HER 4 KİŞİDEN 1’İ OBEZ
Her 4 kişiden 1’inde obeziteyi görüyoruz. Bunların risk faktörlerini belirleyeceğiz. Besin endüstrisinin aşırı kiloluluk üstünde büyük bir tesiri olduğu kati. 30 yıl ilkin en önemlisinin fazlaca fazla yağ tüketmek olduğu söyleniyordu. Şimdi ise şekerin daha mühim olduğu söyleniyor. Bence ikisi de doğru.

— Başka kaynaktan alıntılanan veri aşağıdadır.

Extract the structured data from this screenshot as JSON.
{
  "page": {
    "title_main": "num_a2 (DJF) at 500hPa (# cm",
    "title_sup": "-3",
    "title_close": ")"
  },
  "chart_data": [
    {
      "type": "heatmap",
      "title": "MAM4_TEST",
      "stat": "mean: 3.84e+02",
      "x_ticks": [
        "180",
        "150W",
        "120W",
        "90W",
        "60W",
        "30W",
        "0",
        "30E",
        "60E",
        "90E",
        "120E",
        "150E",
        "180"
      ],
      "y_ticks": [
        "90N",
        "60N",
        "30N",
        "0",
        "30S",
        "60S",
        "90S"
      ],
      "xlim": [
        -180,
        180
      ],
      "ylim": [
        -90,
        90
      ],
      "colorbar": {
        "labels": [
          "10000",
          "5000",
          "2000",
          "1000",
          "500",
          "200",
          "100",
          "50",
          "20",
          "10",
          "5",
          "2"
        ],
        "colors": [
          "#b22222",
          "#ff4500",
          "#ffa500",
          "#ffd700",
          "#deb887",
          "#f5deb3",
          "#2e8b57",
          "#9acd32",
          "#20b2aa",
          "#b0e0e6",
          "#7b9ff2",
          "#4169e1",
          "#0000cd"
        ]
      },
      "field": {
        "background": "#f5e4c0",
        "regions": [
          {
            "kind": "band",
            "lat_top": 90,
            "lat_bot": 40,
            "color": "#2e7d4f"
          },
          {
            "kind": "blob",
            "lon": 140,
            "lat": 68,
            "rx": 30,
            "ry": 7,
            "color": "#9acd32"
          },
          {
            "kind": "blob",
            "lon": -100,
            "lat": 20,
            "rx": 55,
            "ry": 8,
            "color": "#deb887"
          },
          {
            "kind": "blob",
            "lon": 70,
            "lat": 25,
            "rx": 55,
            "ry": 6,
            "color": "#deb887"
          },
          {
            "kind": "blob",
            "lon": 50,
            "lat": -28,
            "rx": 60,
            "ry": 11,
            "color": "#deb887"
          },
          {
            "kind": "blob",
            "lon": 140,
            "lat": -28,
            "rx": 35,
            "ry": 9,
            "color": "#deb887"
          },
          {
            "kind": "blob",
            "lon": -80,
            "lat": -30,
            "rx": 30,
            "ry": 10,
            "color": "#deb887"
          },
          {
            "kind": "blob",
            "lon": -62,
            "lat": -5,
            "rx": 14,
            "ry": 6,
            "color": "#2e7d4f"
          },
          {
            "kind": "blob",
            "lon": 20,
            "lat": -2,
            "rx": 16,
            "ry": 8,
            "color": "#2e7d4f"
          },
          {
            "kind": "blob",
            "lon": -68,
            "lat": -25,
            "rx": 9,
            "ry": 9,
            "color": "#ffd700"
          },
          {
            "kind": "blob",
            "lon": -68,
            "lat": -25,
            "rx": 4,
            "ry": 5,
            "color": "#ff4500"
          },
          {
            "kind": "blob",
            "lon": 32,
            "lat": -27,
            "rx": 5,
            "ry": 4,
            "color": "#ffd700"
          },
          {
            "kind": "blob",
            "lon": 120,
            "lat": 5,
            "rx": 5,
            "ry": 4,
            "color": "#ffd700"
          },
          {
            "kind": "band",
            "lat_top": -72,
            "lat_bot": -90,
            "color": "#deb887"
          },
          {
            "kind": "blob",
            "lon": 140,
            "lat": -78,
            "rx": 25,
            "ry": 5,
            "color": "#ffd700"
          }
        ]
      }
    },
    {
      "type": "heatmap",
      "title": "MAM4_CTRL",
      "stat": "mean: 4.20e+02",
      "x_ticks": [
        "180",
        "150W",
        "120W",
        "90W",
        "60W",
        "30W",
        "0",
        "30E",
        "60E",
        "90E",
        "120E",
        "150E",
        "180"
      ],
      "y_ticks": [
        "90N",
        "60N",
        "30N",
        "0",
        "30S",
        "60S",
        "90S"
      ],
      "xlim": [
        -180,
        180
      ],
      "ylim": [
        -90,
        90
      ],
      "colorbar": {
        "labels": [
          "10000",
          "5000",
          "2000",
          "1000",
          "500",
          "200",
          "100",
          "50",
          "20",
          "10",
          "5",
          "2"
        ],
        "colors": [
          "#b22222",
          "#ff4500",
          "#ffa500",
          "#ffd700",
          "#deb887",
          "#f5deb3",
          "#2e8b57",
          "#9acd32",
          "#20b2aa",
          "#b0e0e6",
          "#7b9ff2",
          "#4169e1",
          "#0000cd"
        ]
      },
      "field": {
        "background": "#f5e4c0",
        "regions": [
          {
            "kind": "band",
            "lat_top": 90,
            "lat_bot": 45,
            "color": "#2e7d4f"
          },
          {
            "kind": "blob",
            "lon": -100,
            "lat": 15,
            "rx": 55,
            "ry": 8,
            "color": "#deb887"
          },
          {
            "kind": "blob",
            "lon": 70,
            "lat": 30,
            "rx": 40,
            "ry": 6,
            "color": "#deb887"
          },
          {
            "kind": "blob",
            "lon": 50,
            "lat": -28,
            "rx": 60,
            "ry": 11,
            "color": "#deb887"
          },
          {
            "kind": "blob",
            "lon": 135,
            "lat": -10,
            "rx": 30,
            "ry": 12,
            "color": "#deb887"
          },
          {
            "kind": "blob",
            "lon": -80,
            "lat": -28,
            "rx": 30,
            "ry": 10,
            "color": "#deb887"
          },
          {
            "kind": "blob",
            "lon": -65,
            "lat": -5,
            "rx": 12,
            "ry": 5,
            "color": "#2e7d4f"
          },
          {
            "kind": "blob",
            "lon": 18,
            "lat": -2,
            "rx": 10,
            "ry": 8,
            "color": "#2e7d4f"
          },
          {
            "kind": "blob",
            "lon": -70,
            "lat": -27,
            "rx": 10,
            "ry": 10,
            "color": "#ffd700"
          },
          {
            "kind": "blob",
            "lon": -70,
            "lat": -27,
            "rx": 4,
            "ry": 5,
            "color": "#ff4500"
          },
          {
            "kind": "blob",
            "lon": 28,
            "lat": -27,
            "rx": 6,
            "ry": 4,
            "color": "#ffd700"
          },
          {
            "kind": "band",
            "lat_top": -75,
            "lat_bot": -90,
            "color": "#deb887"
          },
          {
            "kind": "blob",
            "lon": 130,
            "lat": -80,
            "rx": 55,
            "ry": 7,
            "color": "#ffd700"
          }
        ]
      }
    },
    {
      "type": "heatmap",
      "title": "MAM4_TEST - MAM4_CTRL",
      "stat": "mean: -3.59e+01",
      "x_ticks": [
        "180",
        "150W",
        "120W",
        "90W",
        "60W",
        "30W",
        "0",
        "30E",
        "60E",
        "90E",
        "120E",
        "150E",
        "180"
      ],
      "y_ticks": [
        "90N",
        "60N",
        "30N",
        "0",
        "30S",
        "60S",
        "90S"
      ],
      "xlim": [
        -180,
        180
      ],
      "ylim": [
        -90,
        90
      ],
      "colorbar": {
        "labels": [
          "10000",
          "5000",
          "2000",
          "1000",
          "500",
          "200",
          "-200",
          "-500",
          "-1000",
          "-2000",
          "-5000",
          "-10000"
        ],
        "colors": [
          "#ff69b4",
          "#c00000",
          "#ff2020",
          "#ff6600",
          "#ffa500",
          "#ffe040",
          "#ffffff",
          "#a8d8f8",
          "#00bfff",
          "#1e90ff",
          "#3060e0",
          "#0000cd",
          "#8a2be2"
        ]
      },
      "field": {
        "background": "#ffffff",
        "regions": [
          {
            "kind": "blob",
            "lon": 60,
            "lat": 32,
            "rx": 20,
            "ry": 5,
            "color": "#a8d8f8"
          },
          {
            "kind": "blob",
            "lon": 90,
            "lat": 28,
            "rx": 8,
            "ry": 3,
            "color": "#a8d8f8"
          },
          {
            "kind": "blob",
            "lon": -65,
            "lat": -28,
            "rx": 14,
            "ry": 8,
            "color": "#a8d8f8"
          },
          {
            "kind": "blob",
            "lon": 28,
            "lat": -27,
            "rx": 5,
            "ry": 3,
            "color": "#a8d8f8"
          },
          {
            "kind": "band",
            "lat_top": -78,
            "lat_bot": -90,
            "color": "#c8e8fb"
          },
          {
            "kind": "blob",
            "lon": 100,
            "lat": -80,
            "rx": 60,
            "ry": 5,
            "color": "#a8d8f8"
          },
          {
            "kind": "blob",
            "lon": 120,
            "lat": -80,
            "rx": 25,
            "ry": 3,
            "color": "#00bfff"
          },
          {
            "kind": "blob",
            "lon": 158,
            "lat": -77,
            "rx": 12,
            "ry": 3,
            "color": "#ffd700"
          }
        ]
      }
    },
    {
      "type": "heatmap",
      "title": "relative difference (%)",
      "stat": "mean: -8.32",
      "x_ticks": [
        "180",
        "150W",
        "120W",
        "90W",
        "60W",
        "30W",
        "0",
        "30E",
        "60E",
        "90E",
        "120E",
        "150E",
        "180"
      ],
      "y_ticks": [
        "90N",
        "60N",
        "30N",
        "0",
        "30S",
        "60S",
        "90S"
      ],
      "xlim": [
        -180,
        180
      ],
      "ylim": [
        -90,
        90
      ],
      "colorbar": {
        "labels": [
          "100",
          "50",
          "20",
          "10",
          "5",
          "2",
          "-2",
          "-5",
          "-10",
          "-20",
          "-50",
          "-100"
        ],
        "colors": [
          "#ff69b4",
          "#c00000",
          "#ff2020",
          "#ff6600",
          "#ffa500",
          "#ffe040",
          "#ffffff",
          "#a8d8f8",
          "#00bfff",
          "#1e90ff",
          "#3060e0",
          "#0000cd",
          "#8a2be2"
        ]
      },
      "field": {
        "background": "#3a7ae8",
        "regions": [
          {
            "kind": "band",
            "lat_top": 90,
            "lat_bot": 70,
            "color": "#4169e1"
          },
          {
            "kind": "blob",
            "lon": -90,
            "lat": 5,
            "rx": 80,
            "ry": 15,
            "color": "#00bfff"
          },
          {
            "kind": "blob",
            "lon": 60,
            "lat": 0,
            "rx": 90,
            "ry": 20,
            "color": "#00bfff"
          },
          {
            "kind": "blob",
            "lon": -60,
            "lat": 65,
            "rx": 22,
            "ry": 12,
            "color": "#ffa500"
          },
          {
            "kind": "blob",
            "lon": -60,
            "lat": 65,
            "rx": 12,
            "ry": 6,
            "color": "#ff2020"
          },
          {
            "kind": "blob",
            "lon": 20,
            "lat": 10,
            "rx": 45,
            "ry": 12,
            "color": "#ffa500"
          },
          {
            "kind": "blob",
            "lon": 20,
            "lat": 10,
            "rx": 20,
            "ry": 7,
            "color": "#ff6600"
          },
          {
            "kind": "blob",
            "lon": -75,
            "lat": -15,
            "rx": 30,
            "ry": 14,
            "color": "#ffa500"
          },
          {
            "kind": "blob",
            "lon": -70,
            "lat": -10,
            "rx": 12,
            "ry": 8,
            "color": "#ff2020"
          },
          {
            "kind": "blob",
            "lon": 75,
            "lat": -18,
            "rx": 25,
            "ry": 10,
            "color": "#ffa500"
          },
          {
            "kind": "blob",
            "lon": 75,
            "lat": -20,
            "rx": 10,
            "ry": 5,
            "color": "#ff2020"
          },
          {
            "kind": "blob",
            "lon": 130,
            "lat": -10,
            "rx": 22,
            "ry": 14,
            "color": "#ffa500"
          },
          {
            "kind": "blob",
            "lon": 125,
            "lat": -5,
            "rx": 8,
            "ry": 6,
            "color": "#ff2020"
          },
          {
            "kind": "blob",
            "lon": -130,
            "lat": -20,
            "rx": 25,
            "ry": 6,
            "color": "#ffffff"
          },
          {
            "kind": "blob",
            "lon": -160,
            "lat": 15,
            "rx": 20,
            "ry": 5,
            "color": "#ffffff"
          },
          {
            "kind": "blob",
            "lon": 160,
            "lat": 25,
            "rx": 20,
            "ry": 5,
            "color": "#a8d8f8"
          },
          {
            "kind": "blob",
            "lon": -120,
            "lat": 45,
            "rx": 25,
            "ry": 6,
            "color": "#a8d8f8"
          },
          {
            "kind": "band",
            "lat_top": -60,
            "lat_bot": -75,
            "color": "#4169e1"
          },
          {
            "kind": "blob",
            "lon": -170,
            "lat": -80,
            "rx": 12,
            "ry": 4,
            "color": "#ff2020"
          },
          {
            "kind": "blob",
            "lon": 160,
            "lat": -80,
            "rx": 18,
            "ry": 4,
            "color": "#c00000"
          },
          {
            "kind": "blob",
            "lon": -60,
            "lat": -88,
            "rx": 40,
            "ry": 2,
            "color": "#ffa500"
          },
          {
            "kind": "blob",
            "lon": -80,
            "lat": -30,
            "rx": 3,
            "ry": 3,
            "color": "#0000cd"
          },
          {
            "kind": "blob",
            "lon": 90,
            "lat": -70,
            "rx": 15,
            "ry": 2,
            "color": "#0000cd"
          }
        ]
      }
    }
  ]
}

SONUÇLAR YAPAY ZEKA İLE DEĞERLENDİRİLECEK
Peter Atanasov ise aşırı kiloluluk ile ilgili değerlendirmesinde şu ifadeleri kullandı:
Aşırı kiloluluk çevresel, genetik ve sosyoekonomik faktörlerin etken olduğu karmaşık bir yapı. Suni zeka şekilleri ile bu tarz şeyleri değerlendirip kolay bir halde nelerin yapılması icap ettiğini söylemeyi amaçlıyoruz. Bu karmaşık veriler bizlere en yalın haliyle gelecek ve ne yapmamız icap ettiğini söyleyecek.